As empresas têm um prazo de um ano e meio para se adaptarem às mudanças na maior parte das regras. Com isso, o governo diz esperar haver novas empresas disputando o mercado.
“Estamos reorganizando e introduzindo concorrência em um mercado de R$ 90 bilhões”, afirma Dalcolmo, citando como exemplo o interesse de companhias como o iFood.
“No âmbito regional, tem várias que operam localmente e as regras abrem um conjunto de possibilidades enormes. Com a interoperabilidade, uma empresa pode nascer em um dia e no dia seguinte ter acesso a toda a rede credenciada pelas outras instituições”, diz.
As empresas especializadas têm se queixado que o decreto torna mais rigoroso o vale-alimentação, mas deixa de fora o auxílio-alimentação —instrumento criado na reforma trabalhista de 2017 do governo Michel Temer (MDB) e que pode passar a ser usado por empresas para driblar as regras.
Dalcolmo diz que a demanda das empresas pela regulamentação do instrumento foi feita no fim das várias discussões conduzidas pelo governo e que não era possível atender o pedido por meio do decreto.

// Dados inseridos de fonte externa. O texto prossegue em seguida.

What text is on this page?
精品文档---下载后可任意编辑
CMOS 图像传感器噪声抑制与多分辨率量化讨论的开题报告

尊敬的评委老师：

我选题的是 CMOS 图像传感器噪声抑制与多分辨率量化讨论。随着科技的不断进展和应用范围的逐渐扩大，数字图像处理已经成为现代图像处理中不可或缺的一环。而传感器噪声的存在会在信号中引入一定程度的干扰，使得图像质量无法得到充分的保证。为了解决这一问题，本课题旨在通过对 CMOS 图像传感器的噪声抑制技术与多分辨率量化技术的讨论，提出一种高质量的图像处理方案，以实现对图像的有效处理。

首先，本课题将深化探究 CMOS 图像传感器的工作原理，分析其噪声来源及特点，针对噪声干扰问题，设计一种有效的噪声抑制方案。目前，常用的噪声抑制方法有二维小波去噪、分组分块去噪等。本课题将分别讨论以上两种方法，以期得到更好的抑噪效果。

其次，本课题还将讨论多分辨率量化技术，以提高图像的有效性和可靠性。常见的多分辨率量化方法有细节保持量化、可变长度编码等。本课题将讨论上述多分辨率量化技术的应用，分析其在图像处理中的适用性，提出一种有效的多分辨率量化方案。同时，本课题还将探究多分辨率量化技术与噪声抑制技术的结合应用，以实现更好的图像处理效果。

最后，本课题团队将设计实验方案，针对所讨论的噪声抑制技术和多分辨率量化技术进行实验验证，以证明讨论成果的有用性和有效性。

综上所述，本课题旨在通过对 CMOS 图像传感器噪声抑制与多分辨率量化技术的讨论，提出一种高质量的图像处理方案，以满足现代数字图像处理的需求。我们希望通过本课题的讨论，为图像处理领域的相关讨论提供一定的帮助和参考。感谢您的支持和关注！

“Eu não posso impor uma restrição via decreto se não há essa previsão legal. Isso só pode ser feito via lei”, afirma.
Procurada, a ABBT (Associação Brasileira das Empresas de Benefícios ao Trabalhador) —que representa companhias como Alelo, Sodexo e Ticket— não comentou as falas do secretário-executivo. Em posicionamento na semana passada, ela havia lamentado que o decreto não tinha incluído o auxílio-alimentação e disse que empresas têm explorado o instrumento de forma irregular.
Paulo Solmucci, presidente-executivo da Abrasel, afirma que a entidade concorda com parte das mudanças, como a interoperabilidade —mas não com outras, como a portabilidade, que estimularia o mercado de “cashback” (recompensa em dinheiro) para atrair clientes e, com isso, transferiria os custos para os estabelecimentos.

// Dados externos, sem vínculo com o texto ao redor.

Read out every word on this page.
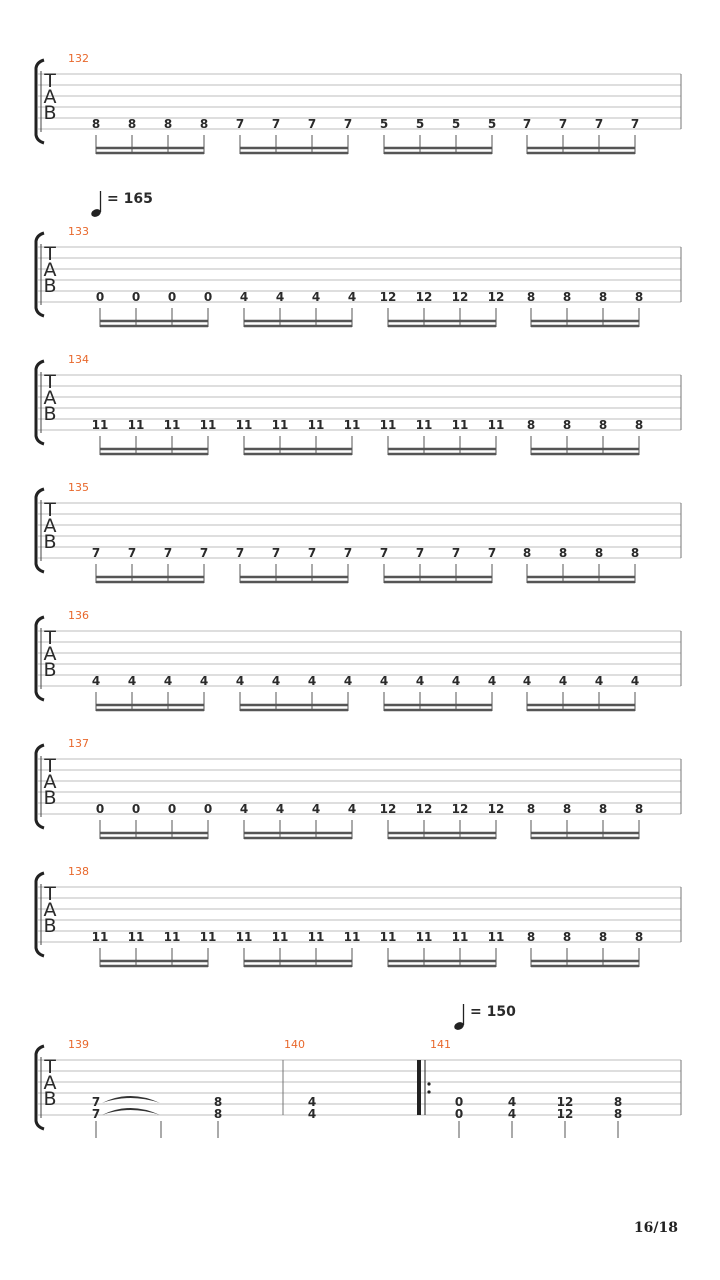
T
A
B
132
8 8 8 8 7 7 7 7 5 5 5 5 7 7 7 7
T
A
B
= 165
133
0 0 0 0 4 4 4 4 12 12 12 12 8 8 8 8
T
A
B
134
11 11 11 11 11 11 11 11 11 11 11 11 8 8 8 8
T
A
B
135
7 7 7 7 7 7 7 7 7 7 7 7 8 8 8 8
T
A
B
136
4 4 4 4 4 4 4 4 4 4 4 4 4 4 4 4
T
A
B
137
0 0 0 0 4 4 4 4 12 12 12 12 8 8 8 8
T
A
B
138
11 11 11 11 11 11 11 11 11 11 11 11 8 8 8 8
T
A
B
= 150
139	140	141
7
7
8
8
4
4
0
0
4
4
12
12
8
8
16/18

Entre as principais preocupações, no entanto, está a falta de regulamentação do auxílio-alimentação. Para ele, os problemas vistos até agora no vale-alimentação continuariam a ser observados no novo instrumento, impulsionando os custos para os restaurantes.
“As empresas estão se movendo em uma velocidade muito rápida [para o auxílio-alimentação], está tomando dimensões assustadoras. Então ao invés de o problema ser resolvido está sendo agravado”, afirma o presidente da Abrasel.
Solmucci demonstrou ter influência sobre o presidente Jair Bolsonaro (sem partido) ao ser um dos principais articuladores de um programa de socorro aos empresários para não haver demissões durante a pandemia —o que resultou no Programa Emergencial de Manutenção do Emprego e da Renda.
Por meio da medida, as empresas poderiam cortar salários ou suspender contratos de trabalho temporariamente, e o Tesouro fornecia um auxílio aos funcionários afetados.
Para Solmucci, esperar que a mudança para restringir o auxílio-alimentação seja feita por projeto de lei pode demorar meses ou até anos. Por isso, ele defende que o governo edite uma MP (medida provisória) para resolver o assunto o quanto antes. “Ou a gente faz isso via MP ou vai ter uma distorção brutal”,diz.